Quand consulter un avocat en droit du travail : les situations à ne pas laisser traîner
La tentation est fréquente d’attendre que la situation se dégrade avant de consulter. C’est souvent une erreur, car certains délais de prescription courent dès la survenance du fait litigieux.
- Un licenciement contestable doit faire l’objet d’une saisine du conseil de prud’hommes dans un délai précis après la notification, sous peine de forclusion.
- Un harcèlement moral documenté nécessite de constituer un dossier de preuves (courriels, témoignages, certificats médicaux) le plus tôt possible, avant que les éléments ne disparaissent.
- Une modification unilatérale du contrat de travail (changement de poste, baisse de rémunération variable, mutation géographique) peut être contestée si le salarié n’a pas donné son accord explicite.
- Un refus de paiement d’heures supplémentaires ou une erreur dans le calcul des congés payés relèvent de l’action en rappel de salaire, soumise à un délai de prescription de trois ans.
Agir rapidement préserve à la fois les preuves et les délais de recours. Un premier rendez-vous avec un avocat permet de poser un diagnostic juridique et de déterminer si une action est fondée, avant d’engager des frais.

Contrat de travail : les clauses qui fragilisent le salarié sans qu’il le sache
Beaucoup de salariés signent leur contrat sans négocier ni même lire en détail certaines clauses. Trois types de stipulations méritent une attention particulière.
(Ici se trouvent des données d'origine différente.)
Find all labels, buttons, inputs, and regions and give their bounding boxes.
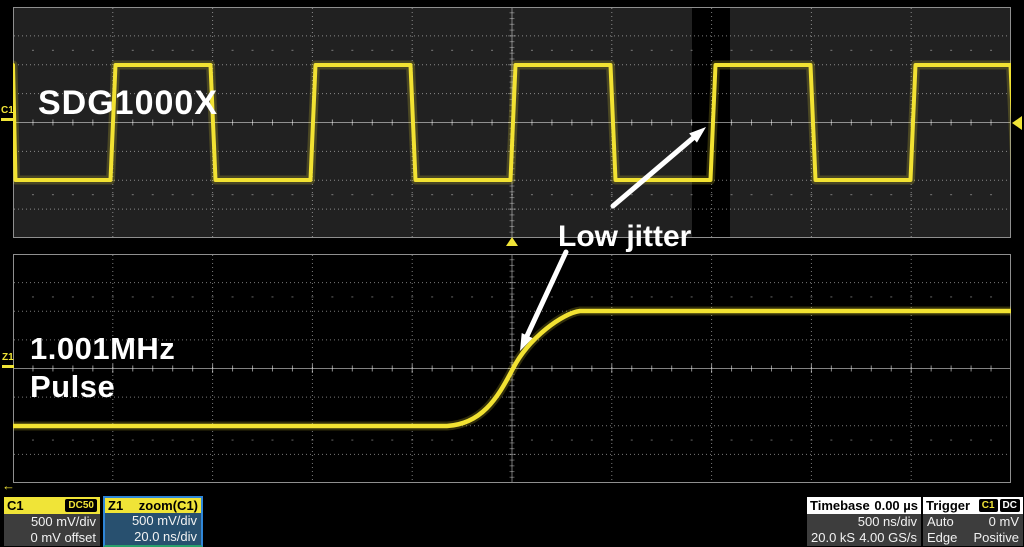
z1-channel-marker[interactable]: Z1	[2, 352, 15, 368]
zoom-annotation: 1.001MHz Pulse	[30, 330, 175, 406]
zoom-timebase: 20.0 ns/div	[105, 529, 201, 545]
trigger-descriptor-box[interactable]: Trigger C1 DC Auto 0 mV Edge Positive	[923, 497, 1023, 546]
offscreen-left-arrow-icon: ←	[2, 478, 15, 493]
trigger-type-row: Edge Positive	[923, 530, 1023, 546]
main-square-wave-trace	[13, 63, 1011, 182]
zoom-annotation-line1: 1.001MHz	[30, 331, 176, 366]
z1-level-bar-icon	[2, 365, 14, 368]
trigger-level: 0 mV	[988, 514, 1019, 529]
c1-channel-label: C1	[1, 105, 14, 116]
zoom-name: Z1	[108, 498, 124, 513]
zoom-scale: 500 mV/div	[105, 513, 201, 529]
trigger-slope: Positive	[973, 530, 1019, 545]
trigger-header[interactable]: Trigger C1 DC	[923, 497, 1023, 514]
trigger-mode: Auto	[927, 514, 954, 529]
timebase-title: Timebase	[810, 498, 870, 513]
channel1-header[interactable]: C1 DC50	[4, 497, 100, 514]
c1-level-bar-icon	[1, 118, 13, 121]
zoom-header[interactable]: Z1 zoom(C1)	[105, 498, 201, 513]
jitter-callout: Low jitter	[558, 220, 692, 253]
c1-channel-marker[interactable]: C1	[1, 105, 14, 121]
timebase-rate: 4.00 GS/s	[859, 530, 917, 545]
zoom-mode: zoom(C1)	[138, 498, 198, 513]
zoom-annotation-line2: Pulse	[30, 369, 116, 404]
channel1-scale: 500 mV/div	[4, 514, 100, 530]
timebase-descriptor-box[interactable]: Timebase 0.00 µs 500 ns/div 20.0 kS 4.00…	[807, 497, 921, 546]
zoom-descriptor-box[interactable]: Z1 zoom(C1) 500 mV/div 20.0 ns/div	[103, 496, 203, 547]
main-waveform-plot	[13, 7, 1011, 238]
channel1-descriptor-box[interactable]: C1 DC50 500 mV/div 0 mV offset	[4, 497, 100, 546]
trigger-coupling-badge: DC	[999, 499, 1020, 512]
timebase-header[interactable]: Timebase 0.00 µs	[807, 497, 921, 514]
zoom-waveform-panel	[13, 254, 1011, 483]
timebase-sampling-row: 20.0 kS 4.00 GS/s	[807, 530, 921, 546]
trigger-type: Edge	[927, 530, 958, 545]
timebase-scale: 500 ns/div	[807, 514, 921, 530]
main-annotation: SDG1000X	[38, 84, 218, 122]
channel1-offset: 0 mV offset	[4, 530, 100, 546]
trigger-source-badge: C1	[978, 499, 998, 512]
trigger-title: Trigger	[926, 498, 971, 513]
main-waveform-panel	[13, 7, 1011, 238]
channel1-coupling-badge: DC50	[65, 499, 97, 512]
z1-channel-label: Z1	[2, 352, 14, 363]
trigger-delay-marker-icon[interactable]	[506, 237, 518, 246]
timebase-points: 20.0 kS	[811, 530, 856, 545]
trigger-mode-row: Auto 0 mV	[923, 514, 1023, 530]
timebase-delay: 0.00 µs	[874, 498, 918, 513]
trigger-badges: C1 DC	[978, 499, 1020, 512]
channel1-name: C1	[7, 498, 24, 513]
trigger-level-marker-icon[interactable]	[1012, 116, 1022, 130]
La clause de non-concurrence
Pour être valable, une clause de non-concurrence doit être limitée dans le temps, dans l’espace, prévoir une contrepartie financière versée après la rupture du contrat, et être proportionnée à la protection des intérêts légitimes de l’entreprise. Si l’un de ces critères manque, la clause est nulle. Un avocat peut la faire annuler ou en obtenir la levée.
La clause de mobilité
Elle autorise l’employeur à muter le salarié dans un périmètre défini. Sa mise en oeuvre abusive (délai de prévenance insuffisant, périmètre géographique disproportionné) constitue un motif de contestation.
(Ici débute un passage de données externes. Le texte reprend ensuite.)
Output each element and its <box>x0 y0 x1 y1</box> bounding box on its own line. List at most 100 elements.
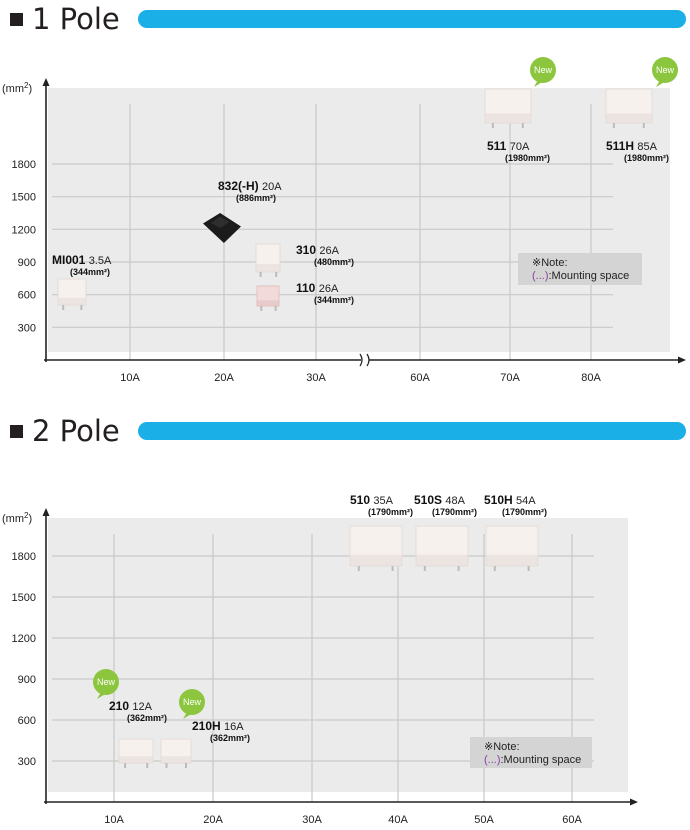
y-tick-label: 1500 <box>12 192 36 204</box>
x-tick-label: 10A <box>104 814 124 826</box>
new-badge-label: New <box>656 65 675 75</box>
new-badge-label: New <box>534 65 553 75</box>
relay-pin <box>185 763 187 768</box>
y-axis-arrow <box>42 508 50 516</box>
data-point-310: 310 26A(480mm²) <box>255 243 354 277</box>
note-text: (...):Mounting space <box>532 270 629 282</box>
relay-pin <box>391 566 394 571</box>
relay-pin <box>612 123 615 128</box>
x-tick-label: 50A <box>474 814 494 826</box>
data-point-mi001: MI001 3.5A(344mm²) <box>52 253 112 310</box>
relay-pin <box>493 566 496 571</box>
product-name-label: 510H 54A <box>484 493 536 507</box>
relay-pin <box>259 272 262 277</box>
new-badge-icon <box>652 57 678 83</box>
relay-shadow <box>416 554 468 566</box>
plot-area <box>48 88 670 352</box>
relay-pin <box>80 305 83 310</box>
y-tick-label: 300 <box>18 322 36 334</box>
product-name-label: 210 12A <box>109 699 153 713</box>
y-axis-unit: (mm2) <box>2 81 32 95</box>
product-name-label: MI001 3.5A <box>52 253 112 267</box>
y-axis-unit: (mm2) <box>2 511 32 525</box>
y-tick-label: 1200 <box>12 224 36 236</box>
relay-shadow <box>486 554 538 566</box>
relay-shadow <box>257 300 279 306</box>
data-point-510h: 510H 54A(1790mm²) <box>484 493 547 571</box>
data-point-832-h-: 832(-H) 20A(886mm²) <box>203 179 282 243</box>
relay-shadow <box>161 756 191 763</box>
data-point-511h: 511H 85A(1980mm²) New <box>605 57 678 163</box>
new-badge-icon <box>179 689 205 715</box>
x-tick-label: 30A <box>302 814 322 826</box>
relay-pin <box>275 272 278 277</box>
x-tick-label: 70A <box>500 372 520 384</box>
x-tick-label: 20A <box>214 372 234 384</box>
relay-pin <box>62 305 65 310</box>
chart-1-pole: 300 600 900 1200 1500 1800 10A 20A 30A 60A 70A 80A (… <box>2 57 686 384</box>
relay-shadow <box>485 113 531 123</box>
relay-body <box>203 213 241 243</box>
product-name-label: 832(-H) 20A <box>218 179 282 193</box>
chart-2-pole: 300 600 900 1200 1500 1800 10A 20A 30A 40A 50A 60A (… <box>2 493 638 826</box>
x-tick-label: 80A <box>581 372 601 384</box>
y-tick-label: 900 <box>18 257 36 269</box>
mounting-area-label: (344mm²) <box>314 295 354 305</box>
new-badge-icon <box>530 57 556 83</box>
x-tick-label: 40A <box>388 814 408 826</box>
x-tick-label: 10A <box>120 372 140 384</box>
new-badge-label: New <box>183 697 202 707</box>
data-point-210: 210 12A(362mm²) New <box>93 669 167 768</box>
relay-shadow <box>350 554 402 566</box>
axis-break-mark <box>366 353 370 367</box>
data-point-110: 110 26A(344mm²) <box>256 281 354 311</box>
relay-pin <box>124 763 127 768</box>
note-box <box>518 253 642 285</box>
product-name-label: 510S 48A <box>414 493 466 507</box>
note-box <box>470 737 592 768</box>
relay-pin <box>357 566 360 571</box>
relay-pin <box>260 306 263 311</box>
x-tick-label: 20A <box>203 814 223 826</box>
square-bullet-icon <box>10 425 23 438</box>
relay-pin <box>423 566 426 571</box>
axis-break-gap <box>361 354 369 366</box>
x-tick-label: 60A <box>562 814 582 826</box>
mounting-area-label: (1980mm²) <box>624 153 669 163</box>
data-point-510s: 510S 48A(1790mm²) <box>414 493 477 571</box>
relay-shadow <box>58 297 86 305</box>
product-name-label: 511H 85A <box>606 139 658 153</box>
x-axis-arrow <box>678 356 686 364</box>
new-badge-icon <box>93 669 119 695</box>
data-point-210h: 210H 16A(362mm²) New <box>160 689 250 768</box>
mounting-area-label: (362mm²) <box>210 733 250 743</box>
relay-pin <box>491 123 494 128</box>
axis-break-mark <box>359 353 363 367</box>
mounting-area-label: (886mm²) <box>236 193 276 203</box>
relay-pin <box>642 123 645 128</box>
product-name-label: 310 26A <box>296 243 340 257</box>
relay-top <box>210 216 230 228</box>
y-tick-label: 300 <box>18 756 36 768</box>
product-name-label: 110 26A <box>296 281 339 295</box>
x-axis-arrow <box>630 798 638 806</box>
y-tick-label: 1500 <box>12 592 36 604</box>
data-point-510: 510 35A(1790mm²) <box>349 493 413 571</box>
mounting-area-label: (1790mm²) <box>368 507 413 517</box>
x-tick-label: 30A <box>306 372 326 384</box>
accent-bar <box>138 10 686 28</box>
product-name-label: 210H 16A <box>192 719 244 733</box>
x-tick-label: 60A <box>410 372 430 384</box>
square-bullet-icon <box>10 13 23 26</box>
note-text: (...):Mounting space <box>484 754 581 766</box>
y-tick-label: 1200 <box>12 633 36 645</box>
relay-pin <box>146 763 149 768</box>
relay-pin <box>521 123 524 128</box>
mounting-area-label: (1980mm²) <box>505 153 550 163</box>
new-badge-label: New <box>97 677 116 687</box>
note-title: ※Note: <box>532 257 568 269</box>
mounting-area-label: (1790mm²) <box>432 507 477 517</box>
section-header-1-pole: 1 Pole <box>0 2 690 40</box>
mounting-area-label: (362mm²) <box>127 713 167 723</box>
section-title: 1 Pole <box>32 2 120 36</box>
Les objectifs conditionnant la rémunération variable
L’employeur doit fixer des objectifs réalisables et les communiquer en début de période. Si ces conditions ne sont pas remplies, la rémunération variable est due intégralement. Plusieurs décisions prud’homales ont confirmé ce principe.
Le rôle concret de l’avocat en droit du travail côté salarié
Un avocat spécialisé en droit du travail ne se limite pas à la représentation devant les prud’hommes. Son intervention commence souvent en amont, lors de la négociation d’une rupture conventionnelle ou de la rédaction d’un courrier de contestation.
- Il analyse le contrat de travail et les bulletins de paie pour détecter des irrégularités (heures supplémentaires non payées, classification erronée, primes manquantes).
- Il évalue le montant des indemnités auxquelles le salarié peut prétendre en cas de licenciement sans cause réelle et sérieuse.
- Il accompagne la constitution du dossier de preuves, en identifiant les pièces recevables devant le juge.
Le recours à un cabinet comme avocats-lpbc.fr, spécialisé en droit du travail pour les salariés, permet de bénéficier d’un accompagnement adapté à chaque situation, de la première consultation jusqu’à l’exécution d’un éventuel jugement.
Les évolutions législatives et jurisprudentielles de 2024-2025, notamment sur le report des congés payés et le calcul des heures supplémentaires, ont renforcé les droits des salariés. Ces protections ne sont pleinement efficaces que si le salarié les connaît et les fait valoir dans les délais. Un accompagnement juridique précoce reste le levier le plus fiable pour transformer un droit théorique en protection réelle.